Credentials rotation for auth0 apps
Cloud-Platform team uses auth0 in almost every component requiring authentication (clusters, Prometheus, Kibana, Grafana, etc). To rotate credentials we should we must follow steps below but it is important to keep in mind that users will require to re-authenticate (generate new kubeconfig file)
Preparation
- Ensure users are aware of the change. It is important to point out that they will have to reauthenticate against the cluster after the change (following user guide).
- You must have all the tools and variables (such as Terraform, TF’s auth0 provider, environment variables etc) ready to apply changes against our infrastructure repo.
- It will be handy to have auth0 management console already opened in a browser tab, so you can verify and monitor the changes.
1) Taint resources (terraform)
Tainting auth0 resource will force new credentials generation.
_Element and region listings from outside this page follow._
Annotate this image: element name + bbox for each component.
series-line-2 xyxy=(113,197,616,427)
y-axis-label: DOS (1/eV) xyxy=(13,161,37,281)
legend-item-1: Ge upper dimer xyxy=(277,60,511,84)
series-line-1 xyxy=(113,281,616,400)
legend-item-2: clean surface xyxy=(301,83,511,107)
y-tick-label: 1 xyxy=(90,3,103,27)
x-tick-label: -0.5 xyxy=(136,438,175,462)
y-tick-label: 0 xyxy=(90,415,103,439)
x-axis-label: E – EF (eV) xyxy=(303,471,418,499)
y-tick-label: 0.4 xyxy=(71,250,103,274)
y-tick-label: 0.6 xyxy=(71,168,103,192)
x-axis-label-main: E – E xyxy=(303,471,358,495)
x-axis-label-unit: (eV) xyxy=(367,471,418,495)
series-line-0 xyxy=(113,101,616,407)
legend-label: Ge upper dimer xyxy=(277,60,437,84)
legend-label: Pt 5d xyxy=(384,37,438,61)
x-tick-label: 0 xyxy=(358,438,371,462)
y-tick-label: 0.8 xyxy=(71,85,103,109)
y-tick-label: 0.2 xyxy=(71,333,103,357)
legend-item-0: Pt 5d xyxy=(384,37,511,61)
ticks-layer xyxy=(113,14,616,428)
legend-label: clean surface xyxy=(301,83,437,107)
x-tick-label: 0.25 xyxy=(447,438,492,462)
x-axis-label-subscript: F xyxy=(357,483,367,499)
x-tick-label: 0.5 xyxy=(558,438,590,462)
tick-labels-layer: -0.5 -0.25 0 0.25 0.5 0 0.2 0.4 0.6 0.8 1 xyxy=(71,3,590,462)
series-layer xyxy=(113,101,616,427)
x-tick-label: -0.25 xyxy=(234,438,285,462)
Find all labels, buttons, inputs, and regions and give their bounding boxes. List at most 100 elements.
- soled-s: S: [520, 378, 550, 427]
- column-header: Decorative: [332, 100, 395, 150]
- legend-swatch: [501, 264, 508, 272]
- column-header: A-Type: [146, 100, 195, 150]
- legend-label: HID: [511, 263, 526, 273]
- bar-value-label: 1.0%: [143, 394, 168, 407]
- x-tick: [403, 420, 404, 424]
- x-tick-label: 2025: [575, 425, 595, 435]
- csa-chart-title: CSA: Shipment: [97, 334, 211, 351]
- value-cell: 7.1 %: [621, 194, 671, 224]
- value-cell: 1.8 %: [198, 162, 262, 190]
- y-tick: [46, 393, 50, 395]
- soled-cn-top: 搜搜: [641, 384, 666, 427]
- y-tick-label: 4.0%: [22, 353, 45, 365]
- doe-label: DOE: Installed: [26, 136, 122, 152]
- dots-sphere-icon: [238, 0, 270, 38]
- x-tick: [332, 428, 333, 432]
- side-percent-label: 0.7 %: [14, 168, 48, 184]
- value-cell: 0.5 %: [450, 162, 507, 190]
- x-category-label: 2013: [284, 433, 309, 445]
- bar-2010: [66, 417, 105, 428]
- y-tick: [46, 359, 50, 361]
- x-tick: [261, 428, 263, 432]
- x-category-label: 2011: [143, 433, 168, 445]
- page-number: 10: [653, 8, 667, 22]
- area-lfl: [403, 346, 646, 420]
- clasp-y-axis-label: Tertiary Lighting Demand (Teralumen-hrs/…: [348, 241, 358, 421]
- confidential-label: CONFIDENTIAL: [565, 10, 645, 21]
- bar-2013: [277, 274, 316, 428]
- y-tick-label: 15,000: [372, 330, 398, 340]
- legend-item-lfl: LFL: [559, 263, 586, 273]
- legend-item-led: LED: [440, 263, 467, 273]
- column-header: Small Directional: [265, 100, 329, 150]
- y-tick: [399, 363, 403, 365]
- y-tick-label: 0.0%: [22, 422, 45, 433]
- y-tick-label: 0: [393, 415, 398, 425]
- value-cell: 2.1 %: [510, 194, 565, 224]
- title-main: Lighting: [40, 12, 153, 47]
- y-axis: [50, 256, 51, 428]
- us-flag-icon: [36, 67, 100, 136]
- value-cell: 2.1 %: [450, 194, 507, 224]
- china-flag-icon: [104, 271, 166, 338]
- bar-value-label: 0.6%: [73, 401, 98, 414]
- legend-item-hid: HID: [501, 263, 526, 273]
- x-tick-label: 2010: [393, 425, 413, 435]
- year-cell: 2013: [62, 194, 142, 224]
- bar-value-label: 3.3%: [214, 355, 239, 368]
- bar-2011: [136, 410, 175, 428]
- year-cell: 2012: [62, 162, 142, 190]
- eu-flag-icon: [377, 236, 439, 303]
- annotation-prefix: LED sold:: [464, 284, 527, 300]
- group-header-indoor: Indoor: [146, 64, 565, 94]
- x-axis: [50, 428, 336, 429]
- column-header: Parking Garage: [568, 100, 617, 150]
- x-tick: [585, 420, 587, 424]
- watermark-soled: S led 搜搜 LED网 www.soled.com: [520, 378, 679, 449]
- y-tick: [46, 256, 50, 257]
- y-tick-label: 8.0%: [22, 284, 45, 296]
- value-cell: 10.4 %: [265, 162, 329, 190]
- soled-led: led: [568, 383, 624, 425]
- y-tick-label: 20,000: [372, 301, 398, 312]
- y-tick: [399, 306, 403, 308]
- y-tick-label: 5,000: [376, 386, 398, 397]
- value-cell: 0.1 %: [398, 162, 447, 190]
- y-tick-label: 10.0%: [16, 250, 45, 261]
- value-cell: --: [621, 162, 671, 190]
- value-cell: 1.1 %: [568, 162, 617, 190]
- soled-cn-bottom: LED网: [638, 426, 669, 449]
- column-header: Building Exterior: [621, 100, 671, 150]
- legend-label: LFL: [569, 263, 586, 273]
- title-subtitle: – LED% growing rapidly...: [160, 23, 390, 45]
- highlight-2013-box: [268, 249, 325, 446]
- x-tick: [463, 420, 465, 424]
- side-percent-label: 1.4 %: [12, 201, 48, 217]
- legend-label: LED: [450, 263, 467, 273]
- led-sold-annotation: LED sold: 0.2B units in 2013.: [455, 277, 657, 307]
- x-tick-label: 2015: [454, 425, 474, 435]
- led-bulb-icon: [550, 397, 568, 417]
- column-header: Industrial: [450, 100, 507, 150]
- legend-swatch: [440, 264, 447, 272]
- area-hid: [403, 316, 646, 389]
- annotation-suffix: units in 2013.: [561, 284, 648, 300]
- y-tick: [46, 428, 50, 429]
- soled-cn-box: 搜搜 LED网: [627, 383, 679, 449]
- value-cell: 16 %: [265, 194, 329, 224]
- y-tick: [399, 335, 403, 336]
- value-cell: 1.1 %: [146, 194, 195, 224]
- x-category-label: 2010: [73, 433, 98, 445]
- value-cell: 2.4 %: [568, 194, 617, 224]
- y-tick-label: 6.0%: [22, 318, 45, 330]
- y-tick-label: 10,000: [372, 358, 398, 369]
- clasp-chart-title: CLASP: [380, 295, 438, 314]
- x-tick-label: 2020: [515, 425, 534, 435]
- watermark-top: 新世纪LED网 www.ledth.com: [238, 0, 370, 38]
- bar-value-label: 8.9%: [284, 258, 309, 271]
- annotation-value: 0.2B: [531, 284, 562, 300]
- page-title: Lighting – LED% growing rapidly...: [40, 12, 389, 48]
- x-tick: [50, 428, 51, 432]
Go to cloud-platform-infrastructure/terraform/aws-accounts/cloud-platform-aws/vpc/eks directory and run
$ terraform workspace select live
$ terraform taint module.auth0.auth0_client.components
Make sure with terraform plan that auth0 resource is going to be recreated (it’s going to be needed in the next step).
Apply changes if you are happy with them:
$ terraform apply
2) Apply changes within components (terraform)
Execute terraform plan inside cloud-platform-infrastructure/terraform/aws-accounts/cloud-platform-aws/vpc/eks/core/components directory
to ensure changes match resources below, if they do, apply them:
$terraform workspace select live
$terraform plan
$ terraform apply -target=module.monitoring.kubernetes_secret.grafana_secret -target=module.monitoring.helm_release.prometheus_proxy -target=module.monitoring.helm_release.alertmanager_proxy -target=module.kuberos.helm_release.kuberos -target=module.monitoring.helm_release.kibana_audit_proxy -target=module.monitoring.helm_release.kibana_proxy
Unfortunately, grafana pod will not pick up the secret change, so it needs to be recycled (just delete it and it will automatically get redeployed):
$ GrafanaPodName=$(kubectl -n monitoring get pods -o name | grep grafana)
$ kubectl -n monitoring delete pod $GrafanaPodName
3) Verifying changes
In order to verify that the changes were successfully applied, follow the checklist below (order doesn’t matter):
- You can authenticate to the cluster (follow user guide)
- Ensure you can authenticate to Grafana
- Ensure you can authenticate to AlertManager
- Ensure you can authenticate to Kibana
- Ensure you can authenticate to Prometheus
4) Update Manager cluster within components (terraform)
Our pipelines read auth0 credentials from a K8S secret inside the manager cluster. This secret is updated through concourse’s TF module variable called tf_provider_auth0_client_secret and tf_provider_auth0_client_id in
cloud-platform-infrastructure/terraform/aws-accounts/cloud-platform-aws/vpc/eks/core/components/terraform.tfvars
Switch to manager cluster and Execute terraform plan inside cloud-platform-infrastructure/terraform/aws-accounts/cloud-platform-aws/vpc/eks directory
to ensure changes match resources below, if they do, apply them:
$ aws eks --region eu-west-2 update-kubeconfig --name manager
$ terraform workspace select manager
$ terraform plan
$ terraform apply -target=module.monitoring.kubernetes_secret.grafana_secret -target=module.monitoring.helm_release.prometheus_proxy -target=module.monitoring.helm_release.alertmanager_proxy -target=module.kuberos.helm_release.kuberos -target=module.concourse.kubernetes_secret.concourse_tf_auth0_credentials
You only need to update the source code file and have your changed merged to main. The bootstrap pipeline will apply your change.